Le gouverneur Felix Eboué recevra d’ailleurs de nombreuses doléances de la part d’Africains mettant le doigt sur cette même contradiction : comment justifier le racisme et les conditions terribles qu’ils subissaient alors qu’ils luttaient pour les démocraties contre le nazisme ?

Comment est perçue aujourd’hui cette histoire dans ces pays africains qui étaient sous le contrôle des gaullistes en 1940 ?

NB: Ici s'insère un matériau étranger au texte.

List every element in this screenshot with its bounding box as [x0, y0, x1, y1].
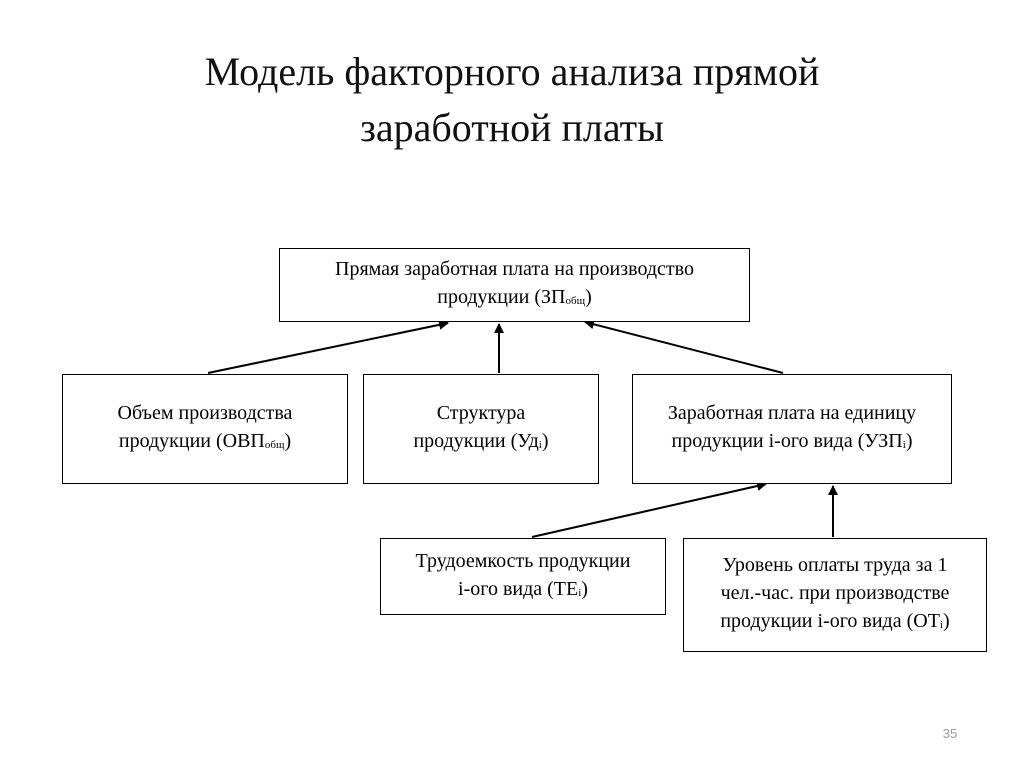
node-production-volume-line-1: Объем производства — [117, 402, 293, 424]
arrow-unit-wage-to-total — [584, 319, 784, 374]
node-labor-intensity-line-1: Трудоемкость продукции — [415, 549, 631, 572]
arrow-labor-intensity-to-unit-wage — [531, 481, 767, 538]
node-pay-level-line-2: чел.-час. при производстве — [720, 582, 950, 604]
node-pay-level-line-1: Уровень оплаты труда за 1 — [722, 554, 948, 576]
slide-title: Модель факторного анализа прямой заработ… — [0, 44, 1024, 156]
node-production-structure-line-2: продукции (Удi) — [413, 430, 549, 452]
slide-title-line-2: заработной платы — [360, 105, 664, 150]
node-direct-wage-total-line-2: продукции (ЗПобщ) — [437, 286, 592, 308]
node-pay-level-line-3: продукции i-ого вида (ОТi) — [720, 610, 950, 632]
node-labor-intensity-line-2: i-ого вида (ТЕi) — [458, 577, 588, 600]
node-unit-wage-line-1: Заработная плата на единицу — [667, 402, 917, 424]
node-labor-intensity: Трудоемкость продукции i-ого вида (ТЕi) — [380, 538, 666, 615]
node-pay-level: Уровень оплаты труда за 1 чел.-час. при … — [683, 538, 987, 652]
node-production-structure: Структура продукции (Удi) — [363, 374, 599, 484]
node-direct-wage-total-line-1: Прямая заработная плата на производство — [335, 258, 694, 280]
page-number: 35 — [942, 726, 958, 741]
node-unit-wage: Заработная плата на единицу продукции i-… — [632, 374, 952, 484]
slide-title-line-1: Модель факторного анализа прямой — [204, 49, 820, 94]
node-production-volume: Объем производства продукции (ОВПобщ) — [62, 374, 348, 484]
arrow-volume-to-total — [207, 319, 449, 374]
node-production-volume-line-2: продукции (ОВПобщ) — [118, 430, 292, 452]
node-production-structure-line-1: Структура — [436, 402, 526, 424]
node-unit-wage-line-2: продукции i-ого вида (УЗПi) — [671, 430, 913, 452]
node-direct-wage-total: Прямая заработная плата на производство … — [279, 248, 750, 322]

En France d’abord l’histoire africaine de la France libre a été occultée par celle de la Résistance intérieure. On n’est pas là pour comparer mais l’envolée du maquis démarre en 1943. L’apport des Africains date de 1940. En 1943, les troupes du Cameroun, du Tchad, ont été ensuite débarquées de l’armée au profit d’autres soldats africains, des soldats d’Afrique du Nord. On trouvera aussi des Pieds noirs.

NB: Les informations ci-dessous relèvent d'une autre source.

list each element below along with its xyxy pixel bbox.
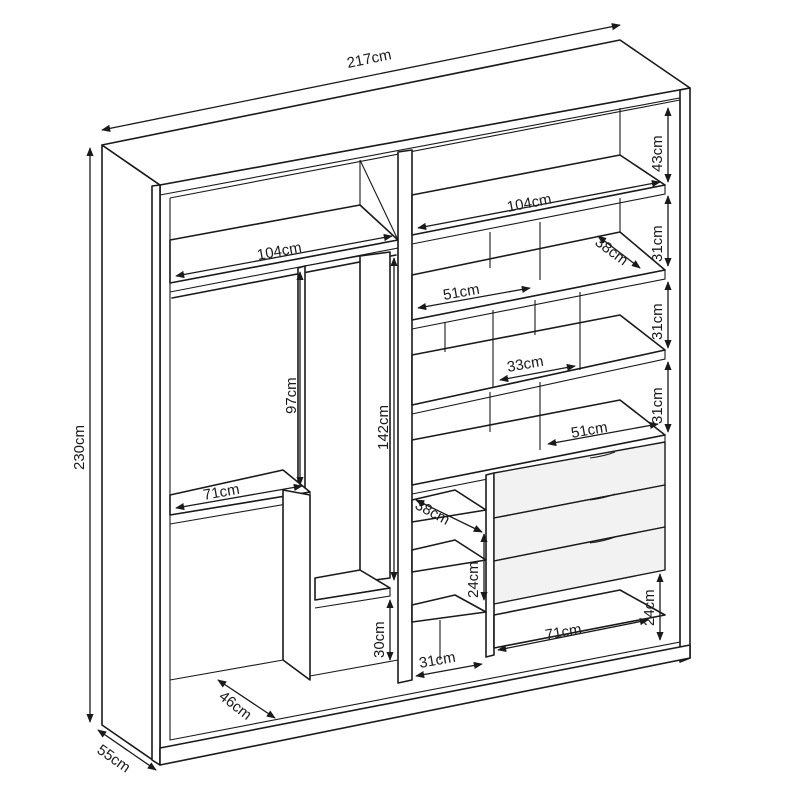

On ne compte que 11 combattants africains, majoritairement des tirailleurs tchadiens et centrafricains, et 5 civils africains comme compagnons de la Libération sur un total d’un peu plus de mille compagnons. On est frappé par le fait que Brazzaville ne soit pas inscrite comme ville à l’ordre de la Libération comme l’ont été d’autres villes en France. Cette mémoire est peu présente dans ces pays. Beaucoup de Congolais ne connaissent pas cette histoire par exemple. Ils ne savent pas que Brazzaville a été la capitale de la France libre. Elle a été occultée par celle des Indépendances.

Des réseaux gaullistes de la Françafrique dans les années 60 ont essayé de faire vivre ce lien, cette mémoire africaine de la France libre. Il faudrait pourtant faire vivre cette mémoire parce que le poids de l’Afrique et notamment des Africains dans le combat contre Hitler a été minoré. La faible notoriété de cette histoire est également liée à l’absence d’archives. Nous avons très peu de témoignages de la part de ces Africains partis au combat pour la France libre.

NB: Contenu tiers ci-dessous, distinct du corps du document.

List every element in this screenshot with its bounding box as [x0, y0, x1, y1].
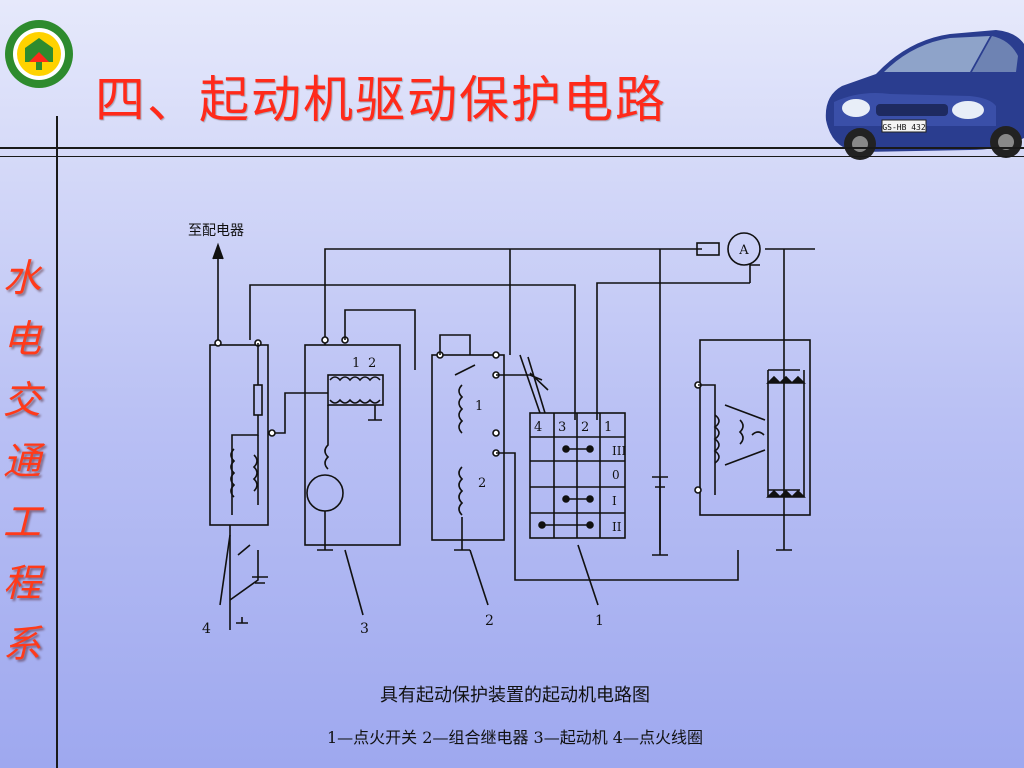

Ces Africains compagnons de la Libération

Dominique Kosseyo (1919-1994) fait partie des ces héros africains les plus connus. Il a été fait compagnon dans l’ordre de la Libération en 1941. Il est né en Oubangui-Chari, l’actuelle République centrafricaine. Il va jouer un rôle important dans le basculement de Brazzaville. Il prend alors un risque personnel et aurait pu être fusillé pour désobéissance envers le gouverneur favorable à Vichy. Il se bat ensuite au Gabon contre les forces de Vichy. Il sera blessé dans ces combats.

Georges Koudoukou (1894-1942), originaire de Fort Crampel (actuel Kaga Bandoro en République centrafricaine) au nord de Bangui, a été, lui, décoré à titre posthume le 9 septembre 1942. Le jeune homme s’engage à 20 ans et va suivre une carrière militaire exemplaire, interrompue tragiquement. Il est promu caporal en 1920, puis sergent en 1925. Il rallie la France libre, entraînant la troupe indigène du camp de Kassaï où il était affecté.

Il devient sous-lieutenant et est nommé adjoint au commandant. Il est le premier Africain qui devient officier au sein des Forces françaises libres. Il participe à la bataille de Bir Hakeim en Libye contre les forces nazies en mai-juin 1942. Il meurt peu de temps après des suites de ses blessures à Alexandrie en Égypte.